Persentase penduduk yang memberikan suara dalam pemilu sela tersebut mencapai 50,03 persen. Jumlah ini termasuk tinggi mengingat selama lebih dari dua dekade penyelenggaraan pemilu sela, publik AS cukup sulit untuk memberikan suaranya. Rata-rata partisipasi pemilih dalam pemilu sela sepanjang 1990-2014 menunjukkan angka 39,3 persen.
Selama tujuh kali pemilihan terakhir, pemilu sela 2014 tercatat sebagai yang terendah partisipasinya. Berdasar data United States Election Project, tingkat partisipasi dalam pemilu sela 2014 adalah 36,7 persen. Jumlah ini lebih rendah ketimbang pada 2010 yang sebesar 41,0 persen dan pemilu sela 2006 yang mencapai 40,4 persen.

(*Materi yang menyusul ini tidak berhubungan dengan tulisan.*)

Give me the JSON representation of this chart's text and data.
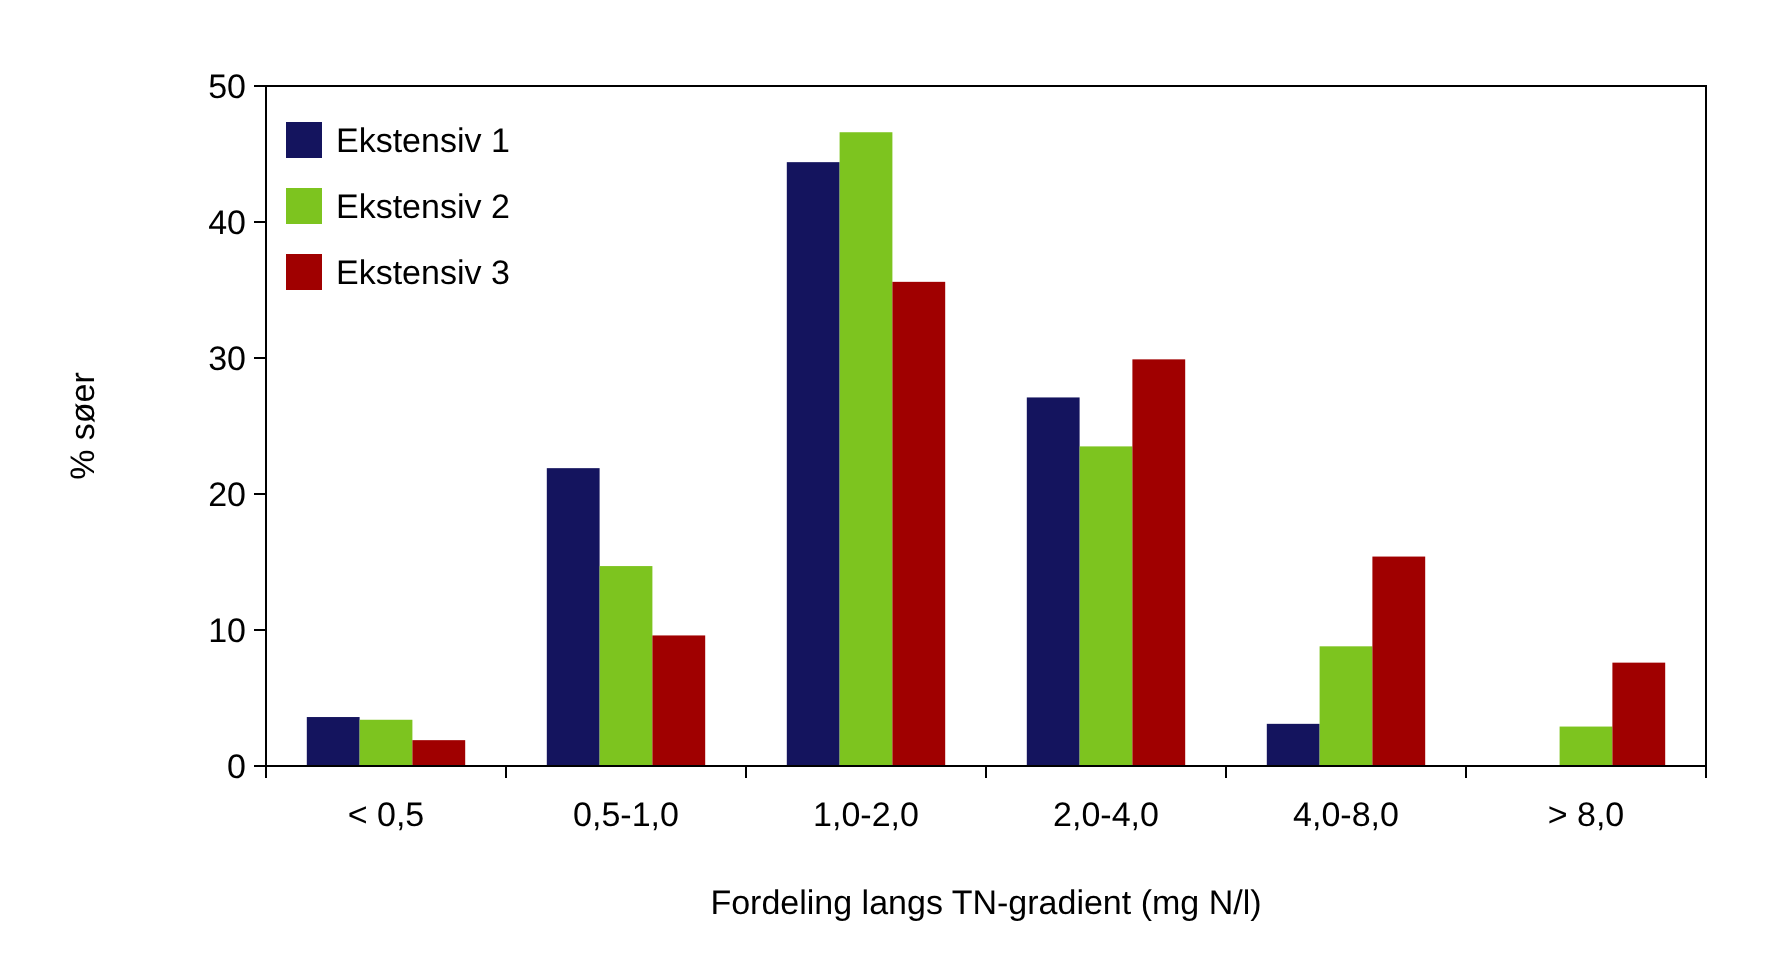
{
  "chart_data": {
    "type": "bar",
    "xlabel": "Fordeling langs TN-gradient (mg N/l)",
    "ylabel": "% søer",
    "categories": [
      "< 0,5",
      "0,5-1,0",
      "1,0-2,0",
      "2,0-4,0",
      "4,0-8,0",
      "> 8,0"
    ],
    "series": [
      {
        "name": "Ekstensiv 1",
        "color": "#14145e",
        "values": [
          3.6,
          21.9,
          44.4,
          27.1,
          3.1,
          null
        ]
      },
      {
        "name": "Ekstensiv 2",
        "color": "#7dc41f",
        "values": [
          3.4,
          14.7,
          46.6,
          23.5,
          8.8,
          2.9
        ]
      },
      {
        "name": "Ekstensiv 3",
        "color": "#a00000",
        "values": [
          1.9,
          9.6,
          35.6,
          29.9,
          15.4,
          7.6
        ]
      }
    ],
    "ylim": [
      0,
      50
    ],
    "yticks": [
      0,
      10,
      20,
      30,
      40,
      50
    ],
    "grid": false,
    "legend": "top left"
  }
}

Selain partisipasi, pemilu sela AS juga menggambarkan meningkatnya keterpilihan perempuan. Dari sisi kuantitas, jumlah penduduk perempuan di AS lebih banyak dibandingkan dengan penduduk laki-laki.
Sebanyak 257 nomine perempuan maju di ajang pemilu sela Kongres AS. Jumlah tersebut terbagi atas 22 nomine perempuan untuk Senat dan 235 nomine perempuan untuk DPR, dua kali lipat dari jumlah nomine perempuan pada pemilu sela 1992.
Momentum 1992 juga disebut sebagai ”Year of the Woman”, saat itu sebanyak 117 perempuan bersaing untuk memperebutkan posisi di Kongres. Dari jumlah tersebut, 22 orang bersaing untuk senat dan 106 bersaing untuk dewan perwakilan.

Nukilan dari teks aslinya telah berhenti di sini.